Salute pubblica e rischi sociali
Ma ridurre la vicenda a un braccio di ferro finanziario sarebbe riduttivo. La crisi di Novo Nordisk ha implicazioni dirette sulla salute pubblica. L’obesità è oggi una delle più gravi emergenze globali, con oltre un miliardo di persone colpite nel mondo e costi sanitari in crescita ovunque. In Italia, l’incidenza è in aumento, e la disponibilità di farmaci come Wegovy è stata accolta come una svolta epocale. Non si tratta solo di perdere peso: uno studio recente ha dimostrato che Wegovy riduce del 57% il rischio di infarto e ictus rispetto alle terapie rivali. Si tratta di numeri che potrebbero riscrivere le statistiche epidemiologiche, con un impatto simile a quello che ebbe il calo dei fumatori nel secolo scorso.
Al tempo stesso, però, c’è chi invita a guardare anche alle conseguenze sociali di un allungamento dell’aspettativa di vita. Come ha scritto il Financial Times, «gli assicuratori vita temono che i GLP-1 possano alterare le previsioni di mortalità e mettere sotto pressione i sistemi pensionistici». Più anni vissuti significano più anni di rendite e cure da sostenere: una sfida che travalica la medicina e tocca i pilastri stessi del welfare.
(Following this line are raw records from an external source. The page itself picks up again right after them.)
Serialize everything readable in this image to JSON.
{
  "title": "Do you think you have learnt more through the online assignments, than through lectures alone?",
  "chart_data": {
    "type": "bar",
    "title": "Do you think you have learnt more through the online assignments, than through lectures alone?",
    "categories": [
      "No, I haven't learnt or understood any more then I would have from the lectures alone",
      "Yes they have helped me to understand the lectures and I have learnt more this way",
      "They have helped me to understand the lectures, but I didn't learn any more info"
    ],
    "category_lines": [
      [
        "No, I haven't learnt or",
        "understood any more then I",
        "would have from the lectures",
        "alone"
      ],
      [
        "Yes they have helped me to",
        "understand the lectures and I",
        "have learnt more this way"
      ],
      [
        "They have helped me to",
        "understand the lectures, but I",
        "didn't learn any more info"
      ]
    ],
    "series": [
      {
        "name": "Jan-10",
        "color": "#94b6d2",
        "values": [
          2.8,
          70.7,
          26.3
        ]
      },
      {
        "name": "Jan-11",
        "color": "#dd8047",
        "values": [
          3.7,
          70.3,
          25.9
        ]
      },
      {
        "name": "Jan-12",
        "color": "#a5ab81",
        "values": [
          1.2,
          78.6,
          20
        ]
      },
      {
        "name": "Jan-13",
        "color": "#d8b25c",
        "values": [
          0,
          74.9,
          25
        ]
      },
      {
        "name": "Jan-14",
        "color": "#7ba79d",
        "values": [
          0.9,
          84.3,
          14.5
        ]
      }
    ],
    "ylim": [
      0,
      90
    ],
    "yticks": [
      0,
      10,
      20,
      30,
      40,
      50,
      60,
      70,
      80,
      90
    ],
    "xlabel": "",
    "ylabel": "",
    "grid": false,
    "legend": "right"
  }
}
In Italia il 46% della popolazione adulta è in sovrappeso o obesa, contro il 54% nella norma. Fonte: stime OMS/ISTAT
Il futuro di Anagni e la sfida italiana
In questo scenario di incertezza, l’Italia resta un tassello delicato della strategia di Novo Nordisk. Lo stabilimento di Anagni, già parte della rete Catalent e oggi al centro della maxi-acquisizione da 16,5 miliardi di dollari di Novo Holdings, è stato scelto come uno dei poli europei destinati alla produzione di farmaci anti-obesità e antidiabetici. L’investimento complessivo annunciato è di circa 2,3 miliardi di euro tra il 2025 e il 2029, indicato dalle autorità italiane come la maggiore allocazione di capitali esteri mai effettuata dal gruppo al di fuori della Danimarca nell’ultimo secolo. Secondo le stime, il progetto dovrebbe portare l’occupazione a circa 1.500 addetti complessivi, con 800 nuove assunzioni. La produzione è prevista a partire dal 2026-2027, con il completamento del polo entro il 2029.
Lo stabilimento viene considerato un’infrastruttura strategica per garantire forniture più stabili al mercato europeo e attrarre competenze industriali qualificate in un’area tradizionalmente legata alla farmaceutica. Tuttavia, il profit warning e il crollo in borsa di Novo Nordisk hanno acceso interrogativi su come la frenata globale dell’azienda possa riflettersi anche in Italia. Secondo analisti di settore, un mercato meno propizio potrebbe tradursi in tempi più lunghi per l’attuazione del piano, in un ridimensionamento degli investimenti previsti o in una gestione più prudente delle assunzioni. Il nuovo CEO, Maziar Mike Doustdar, ha cercato di rassicurare mercati e istituzioni sottolineando che «questo è un mercato con oltre un miliardo di pazienti e un enorme bisogno insoddisfatto». In Italia, dove quasi un adulto su due è in sovrappeso o obeso, il futuro di Anagni viene letto come un banco di prova per capire quanto il destino di un territorio e l’accesso dei pazienti possano dipendere dalle dinamiche globali che intrecciano scienza, finanza e politica sanitaria.